A few comments about Korean hikers: They do not dress like anyone would sensibly be expected to dress for a hike. Either they're wearing full-on month-long backpacking ensembles (floppy-brimmed fisherman hats, sweat-wicking high-tech outdoor clothing, immense highly engineered backpacks bristly with caribeeners, telescoping titanium walking-sticks and imposingly sized cameras) or they're wearing mini-skirts with high-heels (for the ladies) or dress slacks with crisp, freshly ironed polo shirts (for the fellas).
Americans wear clothes. Koreans, I've discovered, wear outfits.
In any case I think we were at least as much of an attraction for the Korean hikers as the waterfalls. Dave clued me in the words Koreans will most often use to refer to foreigners: "way-gook", which means "foreigner" and "mee-gook", which means "American." Once you start listening it's pretty easy to hear how often they're talking about you, which is all the time.
After the hike, which involved a viciously long, irregular and rickety set of iron steps (apparently also a common attribute on Korean hiking trails) we met Lindsay and some more of Dave's friends in a restaurant and the trail head. For our party of seven we gave the proprietress 100,000 won (something less then $100) and the instructions to bring us the best of whatever that might buy. The result was about half the forest served hot and steaming on our table covered in a thick film of spicy pepper sauce. Quite literally the vegetable side dishes were leaves, roots, and less identifiable items gathered from the forest floor and spiced to within an inch of their photosynthesizing lives. Some of it was pretty delicious and there was at least one vegetable so disgusting I had to spit it out into a napkin.

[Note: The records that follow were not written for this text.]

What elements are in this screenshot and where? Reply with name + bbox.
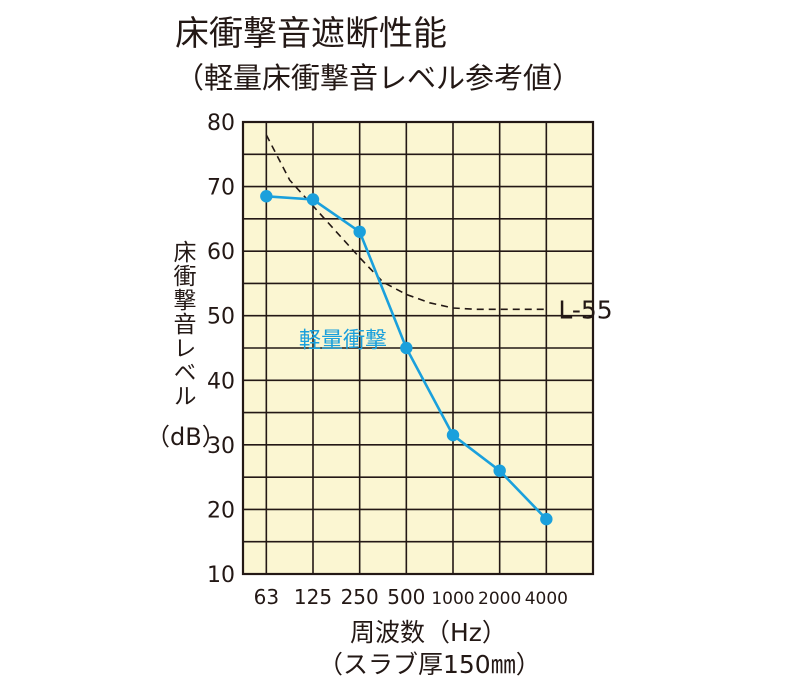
x-tick-label: 125 — [294, 585, 332, 609]
grid-lines — [243, 122, 593, 574]
y-tick-label: 60 — [207, 240, 235, 265]
data-point — [446, 428, 460, 442]
x-axis-label: 周波数（Hz） — [350, 618, 507, 647]
data-point — [493, 464, 506, 477]
series-label-light-impact: 軽量衝撃 — [299, 328, 387, 353]
x-tick-label: 63 — [254, 585, 279, 609]
data-point — [353, 225, 366, 238]
reference-curve-l55 — [265, 134, 547, 311]
y-tick-label: 40 — [207, 369, 235, 394]
plot-frame — [241, 120, 595, 576]
data-point — [400, 341, 413, 355]
x-tick-label: 4000 — [525, 589, 568, 609]
y-tick-label: 20 — [207, 498, 235, 523]
tick-labels: 80 70 60 50 40 30 20 10 63 125 250 500 1000 2000 4000 — [207, 111, 568, 609]
chart-subtitle: （軽量床衝撃音レベル参考値） — [175, 61, 582, 95]
data-point — [306, 193, 320, 206]
y-axis-label: 床衝撃音レベル — [169, 240, 195, 408]
x-axis-sublabel: （スラブ厚150㎜） — [318, 650, 541, 679]
x-tick-label: 2000 — [478, 589, 521, 609]
y-tick-label: 80 — [207, 111, 235, 136]
y-tick-label: 30 — [207, 434, 235, 459]
series-label-l55: L-55 — [558, 295, 612, 324]
y-axis-unit: （dB） — [146, 423, 226, 451]
x-tick-label: 500 — [387, 585, 425, 609]
x-tick-label: 1000 — [431, 589, 474, 609]
series-layer: L-55 軽量衝撃 — [260, 134, 613, 526]
data-point — [540, 512, 553, 526]
chart-title: 床衝撃音遮断性能 — [175, 14, 447, 54]
y-tick-label: 70 — [207, 176, 235, 201]
y-tick-label: 10 — [207, 563, 235, 588]
data-point — [260, 190, 273, 203]
y-tick-label: 50 — [207, 305, 235, 330]
x-tick-label: 250 — [341, 585, 379, 609]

The whole meal was served, of course, with the local beverage which in this case was a milky kind of fermented rice wine. It wasn't really to my taste but since it was all I had to cut down the slow fire in my mouth (remember readers: pepper sauce) I ended up drinking enough of it to get incredibly sleepy. The trip back was slow and winding but I managed to be in bed by midnight like the responsible role model that I am attempting to portray.
Hopefully more to follow as the week progresses, but now it's tea and book time.